Last update - 13:02 28/12/2006
Greens, settlers work together to fight West Bank fence route
By Zafrir Rinat, Haaretz Correspondent
Environmental activists and settlers in the Hebron region have set up a joint operation to stop the construction of a section of the separation fence in the Judean Desert.
The defense establishment is planning on building the section in question deep within the Judean Desert, where activists and settlers maintain that it will seriously threaten the ecological balance and views in the region.
Work on this particular section of the fence started a few weeks ago.
A source within the Israel Nature and Parks Authority said Wednesday in response to the complaints that, "the environmentalists woke up too late.'
Mount Hebron Regional Council Chairman Tzvika Bar-Chai recently met with official from the Israel Defense Forces' Central Command in an attempt to persuade them to reroute that section of the fence, or to cancel its construction altogether.
Bar-Chai enlisted the support of one of the founders of the Israeli conservation movement, Ezriya Alon, who in turn contacted GOC Central Command Yair Naveh.
"The essence of the Judean Desert is wholly unique in all of Israel. The fence will amputate the desert and destroy its vistas and appeal for backpackers and tourists, dealing a severe blow to the living world," Alon said in his statement to Naveh.
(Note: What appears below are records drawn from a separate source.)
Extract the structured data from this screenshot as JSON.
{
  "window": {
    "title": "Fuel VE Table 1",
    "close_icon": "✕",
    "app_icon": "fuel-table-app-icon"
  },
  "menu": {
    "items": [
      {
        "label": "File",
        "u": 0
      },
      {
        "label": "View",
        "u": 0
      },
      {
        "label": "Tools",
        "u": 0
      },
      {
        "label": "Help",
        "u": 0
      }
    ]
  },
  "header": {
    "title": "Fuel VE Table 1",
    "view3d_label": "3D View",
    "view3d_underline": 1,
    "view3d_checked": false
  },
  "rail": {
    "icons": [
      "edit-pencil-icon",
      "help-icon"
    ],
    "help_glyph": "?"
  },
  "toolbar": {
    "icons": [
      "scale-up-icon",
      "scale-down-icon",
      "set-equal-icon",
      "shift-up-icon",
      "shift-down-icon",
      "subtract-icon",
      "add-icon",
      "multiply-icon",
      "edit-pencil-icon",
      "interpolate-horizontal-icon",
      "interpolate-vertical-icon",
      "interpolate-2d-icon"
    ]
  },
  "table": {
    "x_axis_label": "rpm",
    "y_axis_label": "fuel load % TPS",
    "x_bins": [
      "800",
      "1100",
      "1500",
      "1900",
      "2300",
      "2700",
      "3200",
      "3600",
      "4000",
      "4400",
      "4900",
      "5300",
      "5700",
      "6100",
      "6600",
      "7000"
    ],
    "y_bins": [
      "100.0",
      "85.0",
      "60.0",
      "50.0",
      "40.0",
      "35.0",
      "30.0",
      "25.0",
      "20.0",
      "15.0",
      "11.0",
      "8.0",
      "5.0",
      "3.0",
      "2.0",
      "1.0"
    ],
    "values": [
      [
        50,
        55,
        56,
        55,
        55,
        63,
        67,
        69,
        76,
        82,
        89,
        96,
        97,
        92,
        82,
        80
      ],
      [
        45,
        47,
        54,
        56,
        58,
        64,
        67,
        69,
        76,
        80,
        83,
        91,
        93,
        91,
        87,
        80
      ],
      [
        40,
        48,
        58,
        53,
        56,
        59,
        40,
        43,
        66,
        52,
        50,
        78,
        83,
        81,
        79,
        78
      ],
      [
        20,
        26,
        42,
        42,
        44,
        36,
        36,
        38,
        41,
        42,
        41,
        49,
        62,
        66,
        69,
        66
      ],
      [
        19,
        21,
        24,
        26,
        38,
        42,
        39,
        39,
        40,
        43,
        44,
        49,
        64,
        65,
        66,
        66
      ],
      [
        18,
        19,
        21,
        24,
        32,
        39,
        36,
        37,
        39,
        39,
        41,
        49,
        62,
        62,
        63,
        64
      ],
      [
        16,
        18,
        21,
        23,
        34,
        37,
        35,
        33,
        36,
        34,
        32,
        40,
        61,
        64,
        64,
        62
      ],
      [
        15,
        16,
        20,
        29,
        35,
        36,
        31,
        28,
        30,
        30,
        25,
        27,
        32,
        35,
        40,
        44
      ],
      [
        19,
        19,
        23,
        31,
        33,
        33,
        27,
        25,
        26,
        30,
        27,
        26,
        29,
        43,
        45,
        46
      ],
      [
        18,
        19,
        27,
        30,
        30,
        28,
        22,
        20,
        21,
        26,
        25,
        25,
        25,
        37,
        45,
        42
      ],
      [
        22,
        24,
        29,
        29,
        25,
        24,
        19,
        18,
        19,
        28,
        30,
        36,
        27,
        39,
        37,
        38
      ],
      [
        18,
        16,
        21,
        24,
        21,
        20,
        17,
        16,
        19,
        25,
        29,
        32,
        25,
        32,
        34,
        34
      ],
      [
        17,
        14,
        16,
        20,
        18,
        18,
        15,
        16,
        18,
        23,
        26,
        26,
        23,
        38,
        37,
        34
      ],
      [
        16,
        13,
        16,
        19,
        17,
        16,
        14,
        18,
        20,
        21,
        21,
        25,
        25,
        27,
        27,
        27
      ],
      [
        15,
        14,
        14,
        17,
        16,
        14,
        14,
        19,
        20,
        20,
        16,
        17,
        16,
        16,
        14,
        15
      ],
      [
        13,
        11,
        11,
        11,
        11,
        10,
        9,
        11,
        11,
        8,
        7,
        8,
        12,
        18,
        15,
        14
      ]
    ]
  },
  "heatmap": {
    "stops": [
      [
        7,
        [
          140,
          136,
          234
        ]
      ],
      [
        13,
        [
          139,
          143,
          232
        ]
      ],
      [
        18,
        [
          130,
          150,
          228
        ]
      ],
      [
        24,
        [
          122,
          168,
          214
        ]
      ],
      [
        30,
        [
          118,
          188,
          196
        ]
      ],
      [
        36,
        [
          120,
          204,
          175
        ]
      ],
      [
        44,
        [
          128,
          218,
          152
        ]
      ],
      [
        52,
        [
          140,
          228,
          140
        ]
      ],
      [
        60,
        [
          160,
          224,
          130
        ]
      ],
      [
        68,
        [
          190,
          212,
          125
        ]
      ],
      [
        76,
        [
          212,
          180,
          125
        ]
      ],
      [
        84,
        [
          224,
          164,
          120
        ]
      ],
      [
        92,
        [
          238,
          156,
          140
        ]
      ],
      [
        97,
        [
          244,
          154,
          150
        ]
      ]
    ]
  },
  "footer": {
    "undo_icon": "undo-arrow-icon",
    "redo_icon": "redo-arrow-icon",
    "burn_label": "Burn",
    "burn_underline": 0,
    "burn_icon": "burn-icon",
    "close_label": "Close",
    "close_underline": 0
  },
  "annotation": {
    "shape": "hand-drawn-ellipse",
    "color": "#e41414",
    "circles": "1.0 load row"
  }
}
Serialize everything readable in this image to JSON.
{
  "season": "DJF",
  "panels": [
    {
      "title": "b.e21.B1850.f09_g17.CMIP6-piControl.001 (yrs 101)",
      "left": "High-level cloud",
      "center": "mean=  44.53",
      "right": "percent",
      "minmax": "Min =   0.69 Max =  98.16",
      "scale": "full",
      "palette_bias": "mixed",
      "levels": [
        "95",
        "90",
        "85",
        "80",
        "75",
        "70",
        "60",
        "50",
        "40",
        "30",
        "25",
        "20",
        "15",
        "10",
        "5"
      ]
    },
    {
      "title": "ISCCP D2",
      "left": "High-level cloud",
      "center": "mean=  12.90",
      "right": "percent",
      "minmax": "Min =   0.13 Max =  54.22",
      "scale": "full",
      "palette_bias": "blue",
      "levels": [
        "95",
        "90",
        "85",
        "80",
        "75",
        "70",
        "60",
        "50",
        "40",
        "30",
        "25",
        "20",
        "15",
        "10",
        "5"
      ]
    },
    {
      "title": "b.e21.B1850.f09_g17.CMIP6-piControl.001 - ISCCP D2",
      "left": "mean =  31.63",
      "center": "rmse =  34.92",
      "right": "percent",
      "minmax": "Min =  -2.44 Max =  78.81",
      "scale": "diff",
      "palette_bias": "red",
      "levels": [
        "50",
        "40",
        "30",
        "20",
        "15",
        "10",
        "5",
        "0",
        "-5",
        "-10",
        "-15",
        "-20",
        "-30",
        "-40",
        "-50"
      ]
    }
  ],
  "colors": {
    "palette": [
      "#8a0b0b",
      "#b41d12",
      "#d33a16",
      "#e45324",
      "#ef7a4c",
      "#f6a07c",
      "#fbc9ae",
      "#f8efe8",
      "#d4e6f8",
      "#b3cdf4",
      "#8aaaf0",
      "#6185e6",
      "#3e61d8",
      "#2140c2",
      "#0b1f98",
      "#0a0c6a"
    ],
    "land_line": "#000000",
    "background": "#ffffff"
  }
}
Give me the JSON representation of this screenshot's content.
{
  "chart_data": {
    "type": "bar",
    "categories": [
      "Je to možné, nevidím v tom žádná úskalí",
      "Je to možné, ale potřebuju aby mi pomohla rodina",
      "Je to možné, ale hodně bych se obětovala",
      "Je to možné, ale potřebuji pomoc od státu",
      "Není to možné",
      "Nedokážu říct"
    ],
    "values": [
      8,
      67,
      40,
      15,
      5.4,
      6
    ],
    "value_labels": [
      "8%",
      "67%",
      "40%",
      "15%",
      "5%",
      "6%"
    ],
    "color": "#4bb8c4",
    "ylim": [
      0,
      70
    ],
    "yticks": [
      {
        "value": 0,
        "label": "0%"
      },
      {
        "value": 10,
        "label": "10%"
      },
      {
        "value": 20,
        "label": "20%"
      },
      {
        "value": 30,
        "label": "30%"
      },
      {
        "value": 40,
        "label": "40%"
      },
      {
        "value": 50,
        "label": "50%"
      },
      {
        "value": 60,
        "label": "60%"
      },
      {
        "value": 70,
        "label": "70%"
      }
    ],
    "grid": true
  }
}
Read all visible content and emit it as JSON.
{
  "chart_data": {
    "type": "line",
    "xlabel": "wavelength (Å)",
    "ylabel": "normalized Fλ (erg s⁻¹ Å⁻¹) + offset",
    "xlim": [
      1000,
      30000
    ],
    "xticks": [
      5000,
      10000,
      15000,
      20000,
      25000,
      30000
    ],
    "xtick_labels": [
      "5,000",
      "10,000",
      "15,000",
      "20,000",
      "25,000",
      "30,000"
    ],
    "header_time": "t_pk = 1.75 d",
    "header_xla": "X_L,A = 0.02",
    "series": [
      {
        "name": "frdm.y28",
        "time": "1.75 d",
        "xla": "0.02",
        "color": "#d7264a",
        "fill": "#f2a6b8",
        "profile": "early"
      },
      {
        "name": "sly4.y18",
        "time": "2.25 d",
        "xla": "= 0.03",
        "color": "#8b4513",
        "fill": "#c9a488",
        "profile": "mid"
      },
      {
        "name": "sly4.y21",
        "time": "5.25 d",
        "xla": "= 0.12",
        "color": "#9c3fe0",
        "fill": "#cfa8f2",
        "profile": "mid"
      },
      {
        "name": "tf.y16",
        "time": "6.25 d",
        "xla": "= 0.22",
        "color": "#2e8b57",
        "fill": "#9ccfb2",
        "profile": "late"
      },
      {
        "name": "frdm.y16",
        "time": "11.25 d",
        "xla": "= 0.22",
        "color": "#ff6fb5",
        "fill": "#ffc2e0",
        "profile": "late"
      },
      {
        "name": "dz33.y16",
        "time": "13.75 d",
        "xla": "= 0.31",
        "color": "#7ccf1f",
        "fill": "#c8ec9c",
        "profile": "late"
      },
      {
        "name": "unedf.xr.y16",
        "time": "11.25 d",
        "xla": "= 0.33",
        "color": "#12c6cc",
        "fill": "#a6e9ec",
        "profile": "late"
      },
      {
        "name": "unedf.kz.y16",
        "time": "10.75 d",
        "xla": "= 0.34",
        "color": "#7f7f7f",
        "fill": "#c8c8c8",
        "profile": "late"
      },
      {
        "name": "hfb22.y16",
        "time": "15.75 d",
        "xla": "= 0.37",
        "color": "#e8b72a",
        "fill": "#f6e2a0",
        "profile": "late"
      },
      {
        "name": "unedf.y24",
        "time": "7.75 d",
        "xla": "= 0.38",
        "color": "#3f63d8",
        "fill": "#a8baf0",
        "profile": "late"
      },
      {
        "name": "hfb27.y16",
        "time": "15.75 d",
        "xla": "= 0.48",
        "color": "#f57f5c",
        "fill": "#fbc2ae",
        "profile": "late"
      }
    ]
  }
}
Dr. Yossi Lashem, former general secretary of the Society for the Protection of Nature in Israel and one of the country's foremost aviary researchers, sent a letter on Wednesday to IDF Chief of Staff Dan Halutz and Defense Department General Secretary Gabi Ashkenazi. In the letter, Lashem warned that the planned route of the fence would prevent animals from moving freely and would destroy food access for birds of prey.